Are equities a good inflation hedge?
One theory is that equities can help hedge inflation. The theory is that a company should ultimately be able to pass increasing costs through to its customers. This should help protect it from the impacts of inflation – at least over the long term. This isn’t always the case, however. As we saw with the 1970s example, equity investors experienced negative real returns for a decade.
US fund manager GMO recently published an article on the types of listed companies that do the best in inflationary environments. Studying the eight periods in the US when inflation spiked above 5% for more than a year between 1933 and today, they found that high quality businesses trading at reasonable valuations outperformed the market in seven out of eight periods. Not only that, but these companies outperformed the market by an average of 5% per annum and delivered an average annual return of 12% - even in these inflationary periods. High quality businesses are those that earn high returns on invested capital and have wide profit margins. They tend to have strong competitive advantages which can afford them pricing power and an ability pass inflation through to customers more easily.
Other inflation hedges highlight that there are no free lunches
There are other asset classes that have a clearer link between inflation and investment outcomes than equities. Commercial property and inflation-linked bonds are often touted as helping hedge inflation. Many commercial property leases contain CPI escalators that allow inflation to be passed through to tenants. Likewise, inflation-linked bonds see their face value increase mechanically with inflation, providing a direct payoff if inflation spikes.
But these asset classes also show that hedging inflation isn’t without its costs or risks. Industrial property (which doesn’t face some of the reversionary value question-marks associated with retail and office property) is currently in high demand. Capitalisation rates are at all-time lows and valuations at all-time highs. Likewise inflation-linked bond investments require investors to accept low expected returns in exchange for this inflation protection.

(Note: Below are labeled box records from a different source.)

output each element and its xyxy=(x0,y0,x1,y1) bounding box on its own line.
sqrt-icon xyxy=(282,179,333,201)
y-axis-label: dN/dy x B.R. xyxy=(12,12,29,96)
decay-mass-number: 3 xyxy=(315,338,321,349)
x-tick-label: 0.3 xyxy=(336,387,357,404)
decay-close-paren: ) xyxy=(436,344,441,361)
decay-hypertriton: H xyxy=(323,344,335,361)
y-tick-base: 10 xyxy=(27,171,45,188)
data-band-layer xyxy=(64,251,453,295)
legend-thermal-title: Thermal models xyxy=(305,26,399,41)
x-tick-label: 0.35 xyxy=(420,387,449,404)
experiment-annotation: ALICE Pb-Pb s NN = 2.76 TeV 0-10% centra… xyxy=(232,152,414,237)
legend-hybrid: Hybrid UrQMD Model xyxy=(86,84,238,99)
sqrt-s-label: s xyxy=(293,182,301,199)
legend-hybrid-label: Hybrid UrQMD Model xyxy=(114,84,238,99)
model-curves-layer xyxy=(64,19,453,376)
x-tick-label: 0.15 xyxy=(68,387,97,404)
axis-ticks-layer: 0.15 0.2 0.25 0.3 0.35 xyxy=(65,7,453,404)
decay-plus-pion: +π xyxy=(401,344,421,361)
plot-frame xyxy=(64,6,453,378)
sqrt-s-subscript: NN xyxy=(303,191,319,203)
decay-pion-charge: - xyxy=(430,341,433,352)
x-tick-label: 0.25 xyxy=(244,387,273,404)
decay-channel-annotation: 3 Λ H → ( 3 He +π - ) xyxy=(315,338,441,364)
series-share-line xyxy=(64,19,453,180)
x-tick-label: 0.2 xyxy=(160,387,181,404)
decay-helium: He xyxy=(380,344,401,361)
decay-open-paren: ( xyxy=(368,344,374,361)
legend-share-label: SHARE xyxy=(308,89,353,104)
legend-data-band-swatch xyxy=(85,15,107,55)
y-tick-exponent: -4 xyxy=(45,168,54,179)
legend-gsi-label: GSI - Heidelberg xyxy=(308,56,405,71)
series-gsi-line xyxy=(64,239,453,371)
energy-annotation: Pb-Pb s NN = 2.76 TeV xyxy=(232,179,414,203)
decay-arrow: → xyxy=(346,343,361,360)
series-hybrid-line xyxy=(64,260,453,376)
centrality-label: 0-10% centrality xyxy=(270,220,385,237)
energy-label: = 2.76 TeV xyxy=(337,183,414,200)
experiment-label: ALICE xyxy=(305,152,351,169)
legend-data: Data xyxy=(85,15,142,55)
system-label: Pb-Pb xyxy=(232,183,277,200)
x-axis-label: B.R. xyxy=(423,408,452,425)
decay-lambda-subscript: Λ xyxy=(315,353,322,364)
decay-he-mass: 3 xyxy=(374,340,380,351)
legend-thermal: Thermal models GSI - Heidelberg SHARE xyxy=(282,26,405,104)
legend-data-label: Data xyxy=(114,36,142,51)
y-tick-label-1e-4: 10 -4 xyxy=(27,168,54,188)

There is no easy solution to the inflation conundrum. On one hand, equities may provide a good long-term hedge – but you need the risk tolerance and patience to stick out some volatility should inflation pick up materially. On the other hand, inflation-linked securities and property may provide more certainty around the inflation protections - but the low returns and high opportunity cost could be problematic, particularly if the current burst of inflation proves temporary.
As is often the case, balance is needed. Equity-oriented portfolios that are balanced with diversifiers like commercial property, inflation-linked bonds, infrastructure assets, and traditional fixed income continue to make sense. With the global economy at a fork in the road, there is value in not being overly aligned to one potential state of the world. Investors should try to preserve the flexibility to act when better opportunities again present themselves.